Saturday, 5 April 2008

Ken vs Boris, part 94

I am often a little slow catching up with who has said what. I've just come upon a piece from several days ago by David Aaronovitch called It's Horrid Ken v Chaotic Boris.

Aaronovitch -- no lefty he, these many years -- says he thought Ken Livingstone was going to be a lousy Mayor, and now admits he was entirely wrong. (I remember that Polly Toynbee went through exactly the same mea culpa.)

But it didn't happen. Instead we got the congestion charge, the most successful and courageous attempt to turn back the inevitable gridlock to which the city was condemned. London managed what Edinburgh and everywhere else flunked, and it was Ken who made it happen. The mayor got Londoners back on buses, Tube and bicycles at the expense of the cars that were killing the capital. Ken also helped to win London the Olympics, one of the most important and sought-after honours that any city can attain. Far from alienating the bankers and industrialists, Ken wooed them when necessary. Ken, wrong on all the things that don't matter in a London mayor, has been right on almost all the things that do.
Of Boris Johnson, Aaronovitch writes:

... a commitment to "rephase traffic lights", which is code for giving pedestrians even less time to cross the road, and motorists even more. This is almost the exact opposite of what we need to do, and might best be described as a uniquely anti-green and anti-child measure.
He goes on to point out that Johnson is completely unreliable:

There is hardly a senior soul in this business who hasn't turned up to an evening with Boris, to discover that it is an evening with anyone but. "I'm sorry," says the chair, anticipating the boos of disappointment, "but Boris Johnson is unable to be with us," followed by some lie.

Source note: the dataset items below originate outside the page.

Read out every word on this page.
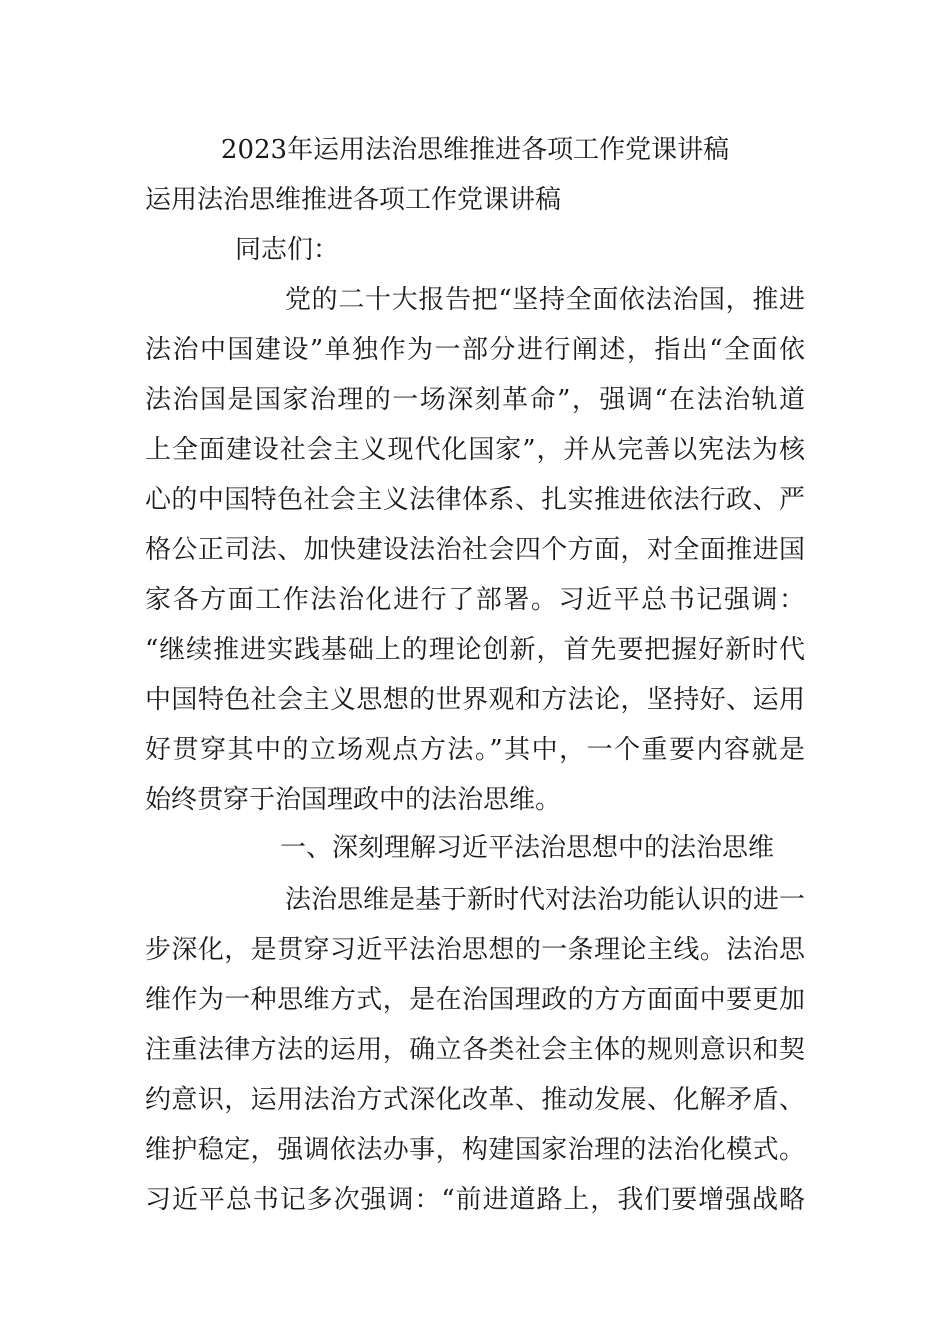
2023年运用法治思维推进各项工作党课讲稿
运用法治思维推进各项工作党课讲稿

同志们：

党的二十大报告把“坚持全面依法治国，推进

法治中国建设”单独作为一部分进行阐述，指出“全面依

法治国是国家治理的一场深刻革命”，强调“在法治轨道

上全面建设社会主义现代化国家”，并从完善以宪法为核

心的中国特色社会主义法律体系、扎实推进依法行政、严

格公正司法、加快建设法治社会四个方面，对全面推进国

家各方面工作法治化进行了部署。习近平总书记强调：

“继续推进实践基础上的理论创新，首先要把握好新时代

中国特色社会主义思想的世界观和方法论，坚持好、运用

好贯穿其中的立场观点方法。”其中，一个重要内容就是

始终贯穿于治国理政中的法治思维。

一、深刻理解习近平法治思想中的法治思维

法治思维是基于新时代对法治功能认识的进一

步深化，是贯穿习近平法治思想的一条理论主线。法治思

维作为一种思维方式，是在治国理政的方方面面中要更加

注重法律方法的运用，确立各类社会主体的规则意识和契

约意识，运用法治方式深化改革、推动发展、化解矛盾、

维护稳定，强调依法办事，构建国家治理的法治化模式。

习近平总书记多次强调：“前进道路上，我们要增强战略
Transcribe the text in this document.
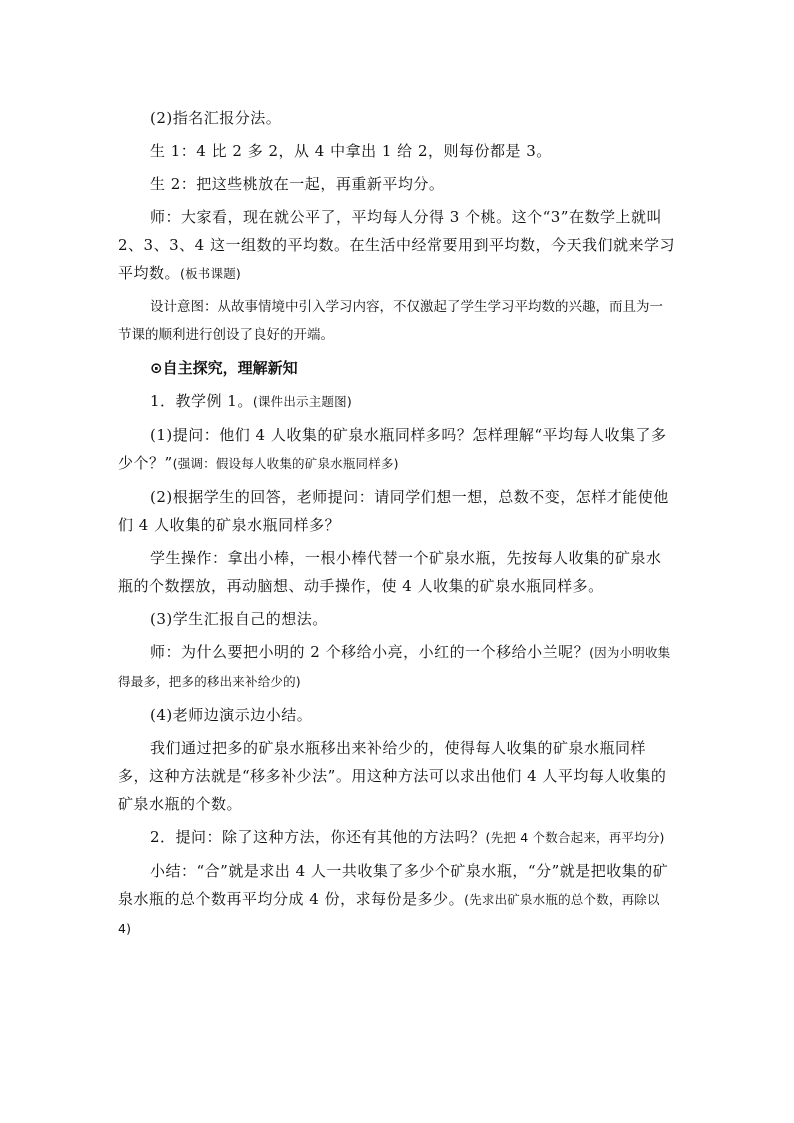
(2)指名汇报分法。

生 1：4 比 2 多 2，从 4 中拿出 1 给 2，则每份都是 3。

生 2：把这些桃放在一起，再重新平均分。

师：大家看，现在就公平了，平均每人分得 3 个桃。这个“3”在数学上就叫 2、3、3、4 这一组数的平均数。在生活中经常要用到平均数，今天我们就来学习平均数。(板书课题)

设计意图：从故事情境中引入学习内容，不仅激起了学生学习平均数的兴趣，而且为一节课的顺利进行创设了良好的开端。

⊙自主探究，理解新知

1．教学例 1。(课件出示主题图)

(1)提问：他们 4 人收集的矿泉水瓶同样多吗？怎样理解“平均每人收集了多少个？”(强调：假设每人收集的矿泉水瓶同样多)

(2)根据学生的回答，老师提问：请同学们想一想，总数不变，怎样才能使他们 4 人收集的矿泉水瓶同样多？

学生操作：拿出小棒，一根小棒代替一个矿泉水瓶，先按每人收集的矿泉水瓶的个数摆放，再动脑想、动手操作，使 4 人收集的矿泉水瓶同样多。

(3)学生汇报自己的想法。

师：为什么要把小明的 2 个移给小亮，小红的一个移给小兰呢？(因为小明收集得最多，把多的移出来补给少的)

(4)老师边演示边小结。

我们通过把多的矿泉水瓶移出来补给少的，使得每人收集的矿泉水瓶同样多，这种方法就是“移多补少法”。用这种方法可以求出他们 4 人平均每人收集的矿泉水瓶的个数。

2．提问：除了这种方法，你还有其他的方法吗？(先把 4 个数合起来，再平均分)

小结：“合”就是求出 4 人一共收集了多少个矿泉水瓶，“分”就是把收集的矿泉水瓶的总个数再平均分成 4 份，求每份是多少。(先求出矿泉水瓶的总个数，再除以 4)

The man is chaotic. The notion that a Boris administration will, as his website promises every few lines, subject London's finances and procedures to the most rigorous of scrutinies, is beyond parody.

Meanwhile, Neil Harding reminded us yesterday, in case we have forgotten, of a whole string of reasons why you have to vote for Ken if you want a greener London, better transport, affordable housing, etc., and pointed out that, on the basis of opinion poll evidence:

... if this election were being fought on the issues Ken would win easily. Most Londoners think Ken has done a good job as Mayor, only the Evening Standard smears and lies can explain why Ken is not ahead of bumbling Boris.
Harding returns to the fray today with a piece called True 'liberals' Will Vote For 'liberal' Policies Not Personalities, pointing out that:

Livingstone of course has built a coalition far wider than new Labour, his competence, vision and political bravery have won voters from Tory, Lib Dem, Green, trade unionist, muslim and other ethnic and minority backgrounds, but his 'brand' has been severely damaged by unfounded accusations from a London press that would shame North Korea in its levels of bias.
Ken Livingstone, Harding reminds us, has also garnered support from the gay movement, the anti-war movement, and anti-racism groups, not with vague gestures but through actual concrete policy measures.

Finally he draws our attention to a fascinating site called VoteMatch where you can take a survey that shows which candidates are closest to your own views. My results came out with Livingstone the clear favourite for my set of views, and I think the message is that you may not like Ken personally but you need to ignore that, and make a rational judgement about his actual policies vis-a-vis those of the other candidates.